Regeling vervallen per 01-01-2024

Beleidsregel inzake de inschakeling van de welstandscommissie

Geldend van 18-12-2014 t/m 31-12-2023

Intitulé

Beleidsregel inzake de inschakeling van de welstandscommissie

HET COLLEGE VAN BURGEMEESTER EN WETHOUDERS,

overwegende dat:

  • -

    krachtens artikel 6.2 Besluit omgevingsrecht het college bevoegd is om aan te geven in welke gevallen zij het inwinnen van een advies van de Welstandscommissie noodzakelijk acht;

  • -

    deze zogenaamde “kan-bepaling” het college de ruimte biedt om een segment van de aanvragen om een omgevingsvergunning alleen te onderwerpen aan een ambtelijke toets aan het welstandsbeleid;

  • -

    de criteria voor kleinere initiatieven in de Welstandsnota het eenvoudiger maken om plannen ambtelijk te beoordelen;

  • -

    er door het gebruik maken van deze beleidsvrijheid in de doorlooptijd van een groot aantal aanvragen om een omgevingsvergunning een aanzienlijke winst kan worden geboekt;

  • -

    voor de Wabo ‘kleine vergunningen’ al geruime tijd volgens deze methode wordt gewerkt, zij het dat de adviezen door de Welstandscommissie worden vastgesteld;

  • -

    er op basis van de opgedane ervaringen en de inrichting van het welstandsbeleid alle aanleiding is om bij een deel van het planaanbod te volstaan met een ambtelijk uitgebracht advies.

Besluit:

Bij ingediende bouwplannen:

  • I.

    Aan de Welstandscommissie advies te vragen over:

    • 1.

      Grootschalige bouwplannen;

    • 2.

      Bouwplannen in of bij een zeer gevoelige omgeving (een monument of een beschermd

      natuurgebied);

    • 3.

      Maatschappelijk gevoelige bouwplannen;

    • 4.

      Unieke/eerste initiatieven (bijvoorbeeld nieuwe technieken of nieuwe typologieën) en

  • II.

    Voor de ambtelijke welstandstoets aan te wijzen:

    1. Herhalingsplannen (kopieën van eerder door de Welstandscommissie positief beoordeelde initiatieven);

    2.Bouwplannen die zijn aangepast naar aanleiding van een negatief (maar richtinggevend) advies van de Welstandscommissie;

    3. De overige bouwplannen.

  • III.

    Dat dit besluit wordt gepubliceerd in het gemeenteblad van week 51 van 2014 en met ingang van 18 december 2014, inclusief toelichting, terug te vinden zal zijn op de site www.denhaag.nl/bestuurlijkestukken, onder risnummer 279650.
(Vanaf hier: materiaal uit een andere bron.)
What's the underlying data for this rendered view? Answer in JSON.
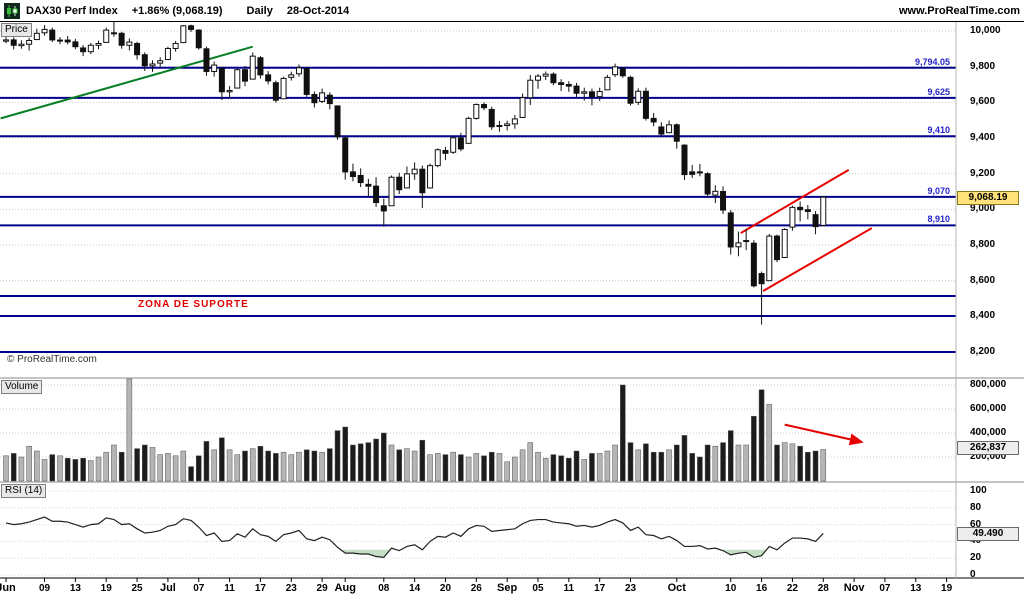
{
  "header": {
    "symbol": "DAX30 Perf Index",
    "change": "+1.86% (9,068.19)",
    "timeframe": "Daily",
    "date": "28-Oct-2014",
    "website": "www.ProRealTime.com"
  },
  "pane_labels": {
    "price": "Price",
    "volume": "Volume",
    "rsi": "RSI (14)"
  },
  "annotations": {
    "support_zone_text": "ZONA DE SUPORTE",
    "watermark": "© ProRealTime.com"
  },
  "price_axis": {
    "ticks": [
      {
        "v": 10000,
        "label": "10,000"
      },
      {
        "v": 9800,
        "label": "9,800"
      },
      {
        "v": 9600,
        "label": "9,600"
      },
      {
        "v": 9400,
        "label": "9,400"
      },
      {
        "v": 9200,
        "label": "9,200"
      },
      {
        "v": 9000,
        "label": "9,000"
      },
      {
        "v": 8800,
        "label": "8,800"
      },
      {
        "v": 8600,
        "label": "8,600"
      },
      {
        "v": 8400,
        "label": "8,400"
      },
      {
        "v": 8200,
        "label": "8,200"
      }
    ],
    "last_badge": "9,068.19"
  },
  "x_axis": {
    "labels": [
      {
        "text": "Jun",
        "index": 0,
        "bold": true
      },
      {
        "text": "09",
        "index": 5
      },
      {
        "text": "13",
        "index": 9
      },
      {
        "text": "19",
        "index": 13
      },
      {
        "text": "25",
        "index": 17
      },
      {
        "text": "Jul",
        "index": 21,
        "bold": true
      },
      {
        "text": "07",
        "index": 25
      },
      {
        "text": "11",
        "index": 29
      },
      {
        "text": "17",
        "index": 33
      },
      {
        "text": "23",
        "index": 37
      },
      {
        "text": "29",
        "index": 41
      },
      {
        "text": "Aug",
        "index": 44,
        "bold": true
      },
      {
        "text": "08",
        "index": 49
      },
      {
        "text": "14",
        "index": 53
      },
      {
        "text": "20",
        "index": 57
      },
      {
        "text": "26",
        "index": 61
      },
      {
        "text": "Sep",
        "index": 65,
        "bold": true
      },
      {
        "text": "05",
        "index": 69
      },
      {
        "text": "11",
        "index": 73
      },
      {
        "text": "17",
        "index": 77
      },
      {
        "text": "23",
        "index": 81
      },
      {
        "text": "Oct",
        "index": 87,
        "bold": true
      },
      {
        "text": "10",
        "index": 94
      },
      {
        "text": "16",
        "index": 98
      },
      {
        "text": "22",
        "index": 102
      },
      {
        "text": "28",
        "index": 106
      },
      {
        "text": "Nov",
        "index": 110,
        "bold": true
      },
      {
        "text": "07",
        "index": 114
      },
      {
        "text": "13",
        "index": 118
      },
      {
        "text": "19",
        "index": 122
      }
    ]
  },
  "chart_data": [
    {
      "type": "candlestick",
      "name": "DAX30 Perf Index Daily",
      "ylim": [
        8200,
        10060
      ],
      "dates": [
        "Jun-02",
        "Jun-03",
        "Jun-04",
        "Jun-05",
        "Jun-06",
        "Jun-09",
        "Jun-10",
        "Jun-11",
        "Jun-12",
        "Jun-13",
        "Jun-16",
        "Jun-17",
        "Jun-18",
        "Jun-19",
        "Jun-20",
        "Jun-23",
        "Jun-24",
        "Jun-25",
        "Jun-26",
        "Jun-27",
        "Jun-30",
        "Jul-01",
        "Jul-02",
        "Jul-03",
        "Jul-04",
        "Jul-07",
        "Jul-08",
        "Jul-09",
        "Jul-10",
        "Jul-11",
        "Jul-14",
        "Jul-15",
        "Jul-16",
        "Jul-17",
        "Jul-18",
        "Jul-21",
        "Jul-22",
        "Jul-23",
        "Jul-24",
        "Jul-25",
        "Jul-28",
        "Jul-29",
        "Jul-30",
        "Jul-31",
        "Aug-01",
        "Aug-04",
        "Aug-05",
        "Aug-06",
        "Aug-07",
        "Aug-08",
        "Aug-11",
        "Aug-12",
        "Aug-13",
        "Aug-14",
        "Aug-15",
        "Aug-18",
        "Aug-19",
        "Aug-20",
        "Aug-21",
        "Aug-22",
        "Aug-25",
        "Aug-26",
        "Aug-27",
        "Aug-28",
        "Aug-29",
        "Sep-01",
        "Sep-02",
        "Sep-03",
        "Sep-04",
        "Sep-05",
        "Sep-08",
        "Sep-09",
        "Sep-10",
        "Sep-11",
        "Sep-12",
        "Sep-15",
        "Sep-16",
        "Sep-17",
        "Sep-18",
        "Sep-19",
        "Sep-22",
        "Sep-23",
        "Sep-24",
        "Sep-25",
        "Sep-26",
        "Sep-29",
        "Sep-30",
        "Oct-01",
        "Oct-02",
        "Oct-03",
        "Oct-06",
        "Oct-07",
        "Oct-08",
        "Oct-09",
        "Oct-10",
        "Oct-13",
        "Oct-14",
        "Oct-15",
        "Oct-16",
        "Oct-17",
        "Oct-20",
        "Oct-21",
        "Oct-22",
        "Oct-23",
        "Oct-24",
        "Oct-27",
        "Oct-28"
      ],
      "ohlcv": [
        [
          9943,
          9980,
          9931,
          9950,
          210000
        ],
        [
          9950,
          9965,
          9897,
          9920,
          230000
        ],
        [
          9918,
          9948,
          9901,
          9926,
          200000
        ],
        [
          9926,
          9962,
          9890,
          9947,
          290000
        ],
        [
          9952,
          10013,
          9952,
          9987,
          250000
        ],
        [
          9990,
          10033,
          9974,
          10009,
          180000
        ],
        [
          10005,
          10019,
          9938,
          9950,
          220000
        ],
        [
          9948,
          9966,
          9926,
          9949,
          210000
        ],
        [
          9949,
          9972,
          9925,
          9939,
          190000
        ],
        [
          9939,
          9956,
          9898,
          9912,
          180000
        ],
        [
          9905,
          9921,
          9859,
          9884,
          190000
        ],
        [
          9884,
          9933,
          9870,
          9920,
          170000
        ],
        [
          9920,
          9946,
          9898,
          9930,
          200000
        ],
        [
          9936,
          10019,
          9936,
          10005,
          240000
        ],
        [
          9985,
          10051,
          9968,
          9990,
          300000
        ],
        [
          9987,
          9995,
          9901,
          9920,
          240000
        ],
        [
          9920,
          9959,
          9891,
          9938,
          850000
        ],
        [
          9930,
          9940,
          9840,
          9867,
          270000
        ],
        [
          9867,
          9880,
          9776,
          9805,
          300000
        ],
        [
          9805,
          9836,
          9771,
          9815,
          280000
        ],
        [
          9820,
          9853,
          9800,
          9833,
          220000
        ],
        [
          9840,
          9912,
          9840,
          9902,
          230000
        ],
        [
          9902,
          9944,
          9884,
          9930,
          210000
        ],
        [
          9935,
          10033,
          9935,
          10029,
          250000
        ],
        [
          10029,
          10036,
          9995,
          10009,
          120000
        ],
        [
          10005,
          10010,
          9896,
          9906,
          210000
        ],
        [
          9900,
          9913,
          9749,
          9773,
          330000
        ],
        [
          9773,
          9829,
          9744,
          9809,
          260000
        ],
        [
          9790,
          9799,
          9613,
          9659,
          360000
        ],
        [
          9659,
          9691,
          9621,
          9666,
          260000
        ],
        [
          9680,
          9789,
          9680,
          9783,
          220000
        ],
        [
          9783,
          9804,
          9691,
          9719,
          250000
        ],
        [
          9730,
          9879,
          9730,
          9859,
          270000
        ],
        [
          9850,
          9860,
          9733,
          9754,
          290000
        ],
        [
          9754,
          9775,
          9701,
          9720,
          250000
        ],
        [
          9710,
          9722,
          9599,
          9612,
          230000
        ],
        [
          9620,
          9744,
          9620,
          9734,
          240000
        ],
        [
          9740,
          9772,
          9722,
          9754,
          220000
        ],
        [
          9760,
          9812,
          9744,
          9794,
          240000
        ],
        [
          9790,
          9794,
          9631,
          9644,
          260000
        ],
        [
          9644,
          9661,
          9571,
          9598,
          250000
        ],
        [
          9605,
          9677,
          9596,
          9653,
          240000
        ],
        [
          9640,
          9656,
          9561,
          9593,
          270000
        ],
        [
          9580,
          9580,
          9391,
          9407,
          420000
        ],
        [
          9400,
          9410,
          9166,
          9210,
          450000
        ],
        [
          9210,
          9256,
          9157,
          9184,
          300000
        ],
        [
          9190,
          9230,
          9125,
          9150,
          310000
        ],
        [
          9140,
          9171,
          9072,
          9130,
          320000
        ],
        [
          9130,
          9180,
          9014,
          9038,
          350000
        ],
        [
          9020,
          9060,
          8903,
          8991,
          400000
        ],
        [
          9020,
          9190,
          9020,
          9180,
          300000
        ],
        [
          9180,
          9205,
          9086,
          9110,
          260000
        ],
        [
          9120,
          9240,
          9120,
          9199,
          270000
        ],
        [
          9199,
          9263,
          9166,
          9225,
          250000
        ],
        [
          9225,
          9245,
          9008,
          9093,
          340000
        ],
        [
          9120,
          9256,
          9120,
          9245,
          220000
        ],
        [
          9245,
          9342,
          9236,
          9334,
          230000
        ],
        [
          9330,
          9350,
          9276,
          9314,
          220000
        ],
        [
          9320,
          9410,
          9311,
          9401,
          240000
        ],
        [
          9401,
          9429,
          9326,
          9339,
          220000
        ],
        [
          9370,
          9519,
          9370,
          9510,
          200000
        ],
        [
          9510,
          9594,
          9503,
          9588,
          230000
        ],
        [
          9588,
          9600,
          9556,
          9570,
          210000
        ],
        [
          9560,
          9575,
          9446,
          9463,
          240000
        ],
        [
          9470,
          9496,
          9435,
          9470,
          230000
        ],
        [
          9470,
          9497,
          9442,
          9479,
          160000
        ],
        [
          9479,
          9529,
          9452,
          9507,
          200000
        ],
        [
          9515,
          9649,
          9515,
          9626,
          260000
        ],
        [
          9626,
          9754,
          9585,
          9724,
          320000
        ],
        [
          9724,
          9759,
          9676,
          9747,
          240000
        ],
        [
          9747,
          9773,
          9725,
          9758,
          190000
        ],
        [
          9758,
          9768,
          9696,
          9710,
          220000
        ],
        [
          9710,
          9730,
          9663,
          9700,
          210000
        ],
        [
          9700,
          9718,
          9659,
          9691,
          190000
        ],
        [
          9691,
          9709,
          9628,
          9651,
          250000
        ],
        [
          9651,
          9682,
          9610,
          9659,
          180000
        ],
        [
          9659,
          9677,
          9583,
          9632,
          230000
        ],
        [
          9632,
          9682,
          9608,
          9661,
          230000
        ],
        [
          9670,
          9754,
          9670,
          9740,
          250000
        ],
        [
          9755,
          9817,
          9741,
          9799,
          300000
        ],
        [
          9790,
          9795,
          9738,
          9749,
          800000
        ],
        [
          9740,
          9749,
          9582,
          9595,
          320000
        ],
        [
          9600,
          9679,
          9585,
          9662,
          260000
        ],
        [
          9662,
          9682,
          9498,
          9510,
          310000
        ],
        [
          9510,
          9540,
          9466,
          9490,
          240000
        ],
        [
          9462,
          9488,
          9407,
          9422,
          240000
        ],
        [
          9430,
          9498,
          9430,
          9474,
          260000
        ],
        [
          9474,
          9482,
          9340,
          9382,
          300000
        ],
        [
          9360,
          9365,
          9165,
          9195,
          380000
        ],
        [
          9210,
          9249,
          9176,
          9196,
          230000
        ],
        [
          9210,
          9255,
          9185,
          9209,
          200000
        ],
        [
          9200,
          9208,
          9065,
          9086,
          300000
        ],
        [
          9080,
          9135,
          9035,
          9101,
          290000
        ],
        [
          9100,
          9129,
          8974,
          8996,
          320000
        ],
        [
          8980,
          8996,
          8746,
          8789,
          420000
        ],
        [
          8790,
          8875,
          8737,
          8812,
          300000
        ],
        [
          8820,
          8889,
          8771,
          8825,
          300000
        ],
        [
          8810,
          8827,
          8562,
          8571,
          540000
        ],
        [
          8640,
          8651,
          8354,
          8583,
          760000
        ],
        [
          8600,
          8862,
          8600,
          8850,
          640000
        ],
        [
          8850,
          8858,
          8704,
          8718,
          300000
        ],
        [
          8730,
          8894,
          8730,
          8887,
          320000
        ],
        [
          8900,
          9021,
          8880,
          9011,
          310000
        ],
        [
          9011,
          9044,
          8932,
          8998,
          290000
        ],
        [
          8998,
          9024,
          8944,
          8988,
          240000
        ],
        [
          8970,
          8990,
          8860,
          8903,
          250000
        ],
        [
          8910,
          9075,
          8910,
          9068.19,
          262837
        ]
      ],
      "levels": [
        {
          "value": 9794.05,
          "label": "9,794.05"
        },
        {
          "value": 9625,
          "label": "9,625"
        },
        {
          "value": 9410,
          "label": "9,410"
        },
        {
          "value": 9070,
          "label": "9,070"
        },
        {
          "value": 8910,
          "label": "8,910"
        },
        {
          "value": 8514
        },
        {
          "value": 8402
        },
        {
          "value": 8200
        }
      ],
      "trendlines": [
        {
          "color": "green",
          "from": {
            "index": -0.7,
            "price": 9510
          },
          "to": {
            "index": 32,
            "price": 9912
          }
        },
        {
          "color": "red",
          "from": {
            "index": 95.3,
            "price": 8867
          },
          "to": {
            "index": 109.3,
            "price": 9221
          }
        },
        {
          "color": "red",
          "from": {
            "index": 98.2,
            "price": 8542
          },
          "to": {
            "index": 112.3,
            "price": 8895
          }
        }
      ],
      "last_close": 9068.19
    },
    {
      "type": "bar",
      "name": "Volume",
      "ylim": [
        0,
        880000
      ],
      "ticks": [
        {
          "v": 800000,
          "label": "800,000"
        },
        {
          "v": 600000,
          "label": "600,000"
        },
        {
          "v": 400000,
          "label": "400,000"
        },
        {
          "v": 200000,
          "label": "200,000"
        }
      ],
      "arrow": {
        "from": {
          "index": 101,
          "value": 470000
        },
        "to": {
          "index": 111,
          "value": 325000
        }
      },
      "last_value": 262837,
      "last_badge": "262,837"
    },
    {
      "type": "line",
      "name": "RSI (14)",
      "ylim": [
        0,
        100
      ],
      "ticks": [
        {
          "v": 100,
          "label": "100"
        },
        {
          "v": 80,
          "label": "80"
        },
        {
          "v": 60,
          "label": "60"
        },
        {
          "v": 40,
          "label": "40"
        },
        {
          "v": 20,
          "label": "20"
        },
        {
          "v": 0,
          "label": "0"
        }
      ],
      "oversold_threshold": 30,
      "values": [
        62,
        60,
        61,
        63,
        66,
        69,
        64,
        64,
        63,
        60,
        57,
        60,
        61,
        68,
        66,
        60,
        61,
        55,
        50,
        51,
        53,
        58,
        60,
        67,
        65,
        57,
        47,
        50,
        40,
        41,
        49,
        45,
        55,
        48,
        46,
        40,
        48,
        50,
        53,
        43,
        41,
        45,
        42,
        33,
        26,
        26,
        25,
        25,
        22,
        21,
        32,
        29,
        34,
        36,
        30,
        40,
        46,
        45,
        50,
        46,
        55,
        59,
        58,
        52,
        53,
        54,
        55,
        61,
        65,
        66,
        66,
        63,
        62,
        61,
        58,
        59,
        57,
        59,
        63,
        66,
        62,
        53,
        57,
        48,
        47,
        43,
        46,
        41,
        34,
        34,
        35,
        31,
        32,
        29,
        24,
        26,
        27,
        21,
        23,
        34,
        30,
        38,
        44,
        44,
        43,
        40,
        49.49
      ],
      "last_value": 49.49,
      "last_badge": "49.490"
    }
  ]
}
Den Haag, 16 december 2014

Het college van burgemeester en wethouders,

de locosecretaris, de burgemeester,

G.J. Boot J.J. van Aartsen

Toelichting bij de Beleidsregel inzake de inschakeling van de Welstandscommissie

Op 1 maart 2013 is de zogenaamde Kan-bepaling ingevoerd. Deze bepaling is opgenomen in het Besluit omgevingsrecht. Artikel 6.2 lid 1 Bor bepaalt: Met betrekking tot een aanvraag ten aanzien van activiteiten als bedoeld in  artikel 2.1, eerste lid, onder a, van de wet  vragen burgemeester en wethouders, ingeval zij het inwinnen van advies noodzakelijk achten om te kunnen beoordelen of het uiterlijk of de plaatsing van het bouwwerk waarop de aanvraag betrekking heeft in strijd is met redelijke eisen van welstand als bedoeld in  artikel 2.10, eerste lid, onder d, van de wet , advies aan de welstandscommissie”.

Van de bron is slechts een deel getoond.